Time to suck it up. I may not make huge strides this week, but I will try to do better.  

committing to myself

Treading water. As a metaphor, I feel like I’ve been treading for a long time. Here I am, expending energy yet going nowhere. The juxtaposition at play is that I have an immense amount joy in my life. Immense. I laugh every single day. I love and feel loved to a degree that is impossible for me to articulate. I have a great life. However, in between (and in conjunction) with the good stuff, there are moments when I start to sink.

The world darkens and blurs behind a thick screen of water, foggy and warped. Sometimes, I manage to break the surface for a few fleeting moments, hours, even days, only to be tossed back beneath the unyielding waves. Occasionally, I will propel to the surface and break into an all out sprint – we’re talking breast stroke like I just shaved my entire body and shed two drag suits. However, these moments are fleeting. My weight keeps pulling me down. But the weight is not a metaphor. The excess weight that I have gained over the years relentlessly pulls me back, time and time again.

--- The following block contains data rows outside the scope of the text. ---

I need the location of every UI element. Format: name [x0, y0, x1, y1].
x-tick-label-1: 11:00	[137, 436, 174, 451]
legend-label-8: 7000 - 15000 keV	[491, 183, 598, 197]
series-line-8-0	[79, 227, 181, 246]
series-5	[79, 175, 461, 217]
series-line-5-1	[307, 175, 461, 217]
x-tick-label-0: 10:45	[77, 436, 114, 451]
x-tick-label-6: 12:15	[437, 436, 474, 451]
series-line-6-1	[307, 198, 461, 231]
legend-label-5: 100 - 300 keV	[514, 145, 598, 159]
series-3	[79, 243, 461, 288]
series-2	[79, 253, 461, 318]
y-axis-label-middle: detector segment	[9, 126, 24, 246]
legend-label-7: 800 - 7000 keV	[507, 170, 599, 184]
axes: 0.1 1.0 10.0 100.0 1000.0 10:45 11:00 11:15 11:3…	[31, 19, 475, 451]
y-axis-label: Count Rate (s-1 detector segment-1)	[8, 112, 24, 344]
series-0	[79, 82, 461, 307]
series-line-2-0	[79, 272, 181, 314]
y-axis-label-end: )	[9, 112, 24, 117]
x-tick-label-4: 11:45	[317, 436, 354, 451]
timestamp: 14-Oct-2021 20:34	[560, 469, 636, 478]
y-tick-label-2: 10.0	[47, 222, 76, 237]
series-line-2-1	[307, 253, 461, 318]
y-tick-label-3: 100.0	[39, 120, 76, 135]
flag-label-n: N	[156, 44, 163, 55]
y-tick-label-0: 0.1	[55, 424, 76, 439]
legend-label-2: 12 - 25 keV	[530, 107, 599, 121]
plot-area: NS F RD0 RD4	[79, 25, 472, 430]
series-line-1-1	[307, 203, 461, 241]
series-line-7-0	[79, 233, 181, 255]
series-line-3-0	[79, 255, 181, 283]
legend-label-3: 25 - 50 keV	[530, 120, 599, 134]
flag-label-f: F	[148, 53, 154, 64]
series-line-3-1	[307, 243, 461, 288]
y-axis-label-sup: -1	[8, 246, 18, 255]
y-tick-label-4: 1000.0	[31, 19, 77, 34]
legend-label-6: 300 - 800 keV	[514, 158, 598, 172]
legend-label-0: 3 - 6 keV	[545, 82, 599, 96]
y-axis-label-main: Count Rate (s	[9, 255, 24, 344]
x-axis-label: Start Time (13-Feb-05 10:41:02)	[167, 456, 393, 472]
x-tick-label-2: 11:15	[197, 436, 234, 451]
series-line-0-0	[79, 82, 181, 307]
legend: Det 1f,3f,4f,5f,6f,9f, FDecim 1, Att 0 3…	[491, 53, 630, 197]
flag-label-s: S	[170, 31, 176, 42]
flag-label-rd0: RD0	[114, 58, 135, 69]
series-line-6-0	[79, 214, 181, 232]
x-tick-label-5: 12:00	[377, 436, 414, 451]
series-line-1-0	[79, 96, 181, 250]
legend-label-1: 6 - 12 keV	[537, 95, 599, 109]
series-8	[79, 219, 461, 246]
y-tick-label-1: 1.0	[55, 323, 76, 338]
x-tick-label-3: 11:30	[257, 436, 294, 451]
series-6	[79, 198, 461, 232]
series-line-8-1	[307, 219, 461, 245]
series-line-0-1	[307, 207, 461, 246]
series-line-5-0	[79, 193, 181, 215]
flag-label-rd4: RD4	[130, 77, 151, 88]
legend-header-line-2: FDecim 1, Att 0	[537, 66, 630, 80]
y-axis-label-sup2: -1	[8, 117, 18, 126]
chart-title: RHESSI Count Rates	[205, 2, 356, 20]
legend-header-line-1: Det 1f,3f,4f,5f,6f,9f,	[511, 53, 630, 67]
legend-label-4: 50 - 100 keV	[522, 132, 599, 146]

With every crash diet, the promise of success lifts me up only to send me plunging and hopeless the moment I fall off course. Suddenly, my arms and legs feel even heavier than before strained by guilt. How do I explain how I am feeling? How do I express myself? How do I get help when I am ashamed to admit that I’m struggling? I often retain control for about a week but a small slip up immediately sends me plummeting into the a dark tunnel of guilt, shame, and hopelessness. Why can’t I pull myself out of this? I should be able to put down this piece of chocolate cake. It’s easy to do. It should be easy — and I struggle. I fail. I binge.

The funny thing is, that during both of my pregnancies I ate well. I did not binge AT ALL. How could there be such a huge shift in behavior? I realize that it has to do with my self-worth. While pregnant, I was thinking of the health of my little ones. I would eat healthy foods and exercise regularly; ultimately, I made their health (and my default my health) a priority. This is what shifted.

It’s funny that my reasoning for eating well during my pregnancy was for my children. Well, my girls deserve to have a healthy mom. My husband deserves a healthy wife. I deserve to feel my best and to be the best that I can be. I deserve to feel good about myself and comfortable in my own skin. I do not want the extra stress that comes with having to pull at my shirts and struggle to hide my stomach in photos. I want to play with my daughters on the beach unencumbered and just enjoy them. I want to run into the waves. I want to be free. Free from the weight that has been pulling on me for years. I deserve to be happy. Despite my happy, joyous life, I deserve to feel happy about myself. And I’m going to try. On step at a time.

My husband told me that I need to get myself out of it. This sounds harsh and it hit me hard. But, it is true that if I want to change things, I am the only one who can do it. So I am digging. I am trying to clear the surface. I am trying to get everything in order – to stay afloat. There are so many things in life that are beyond my control. Tough stuff. There are things that are outside of my control that affect me, my family and my life. I cannot have the controllable factors add to the struggle. There are things I can control. I need to get my shit together and try.

I need to simplify. I need to take a moment, breathe, assess and then build. I need to make a commitment to myself. I need to make my health a priority. Starting now. I need to be a better me.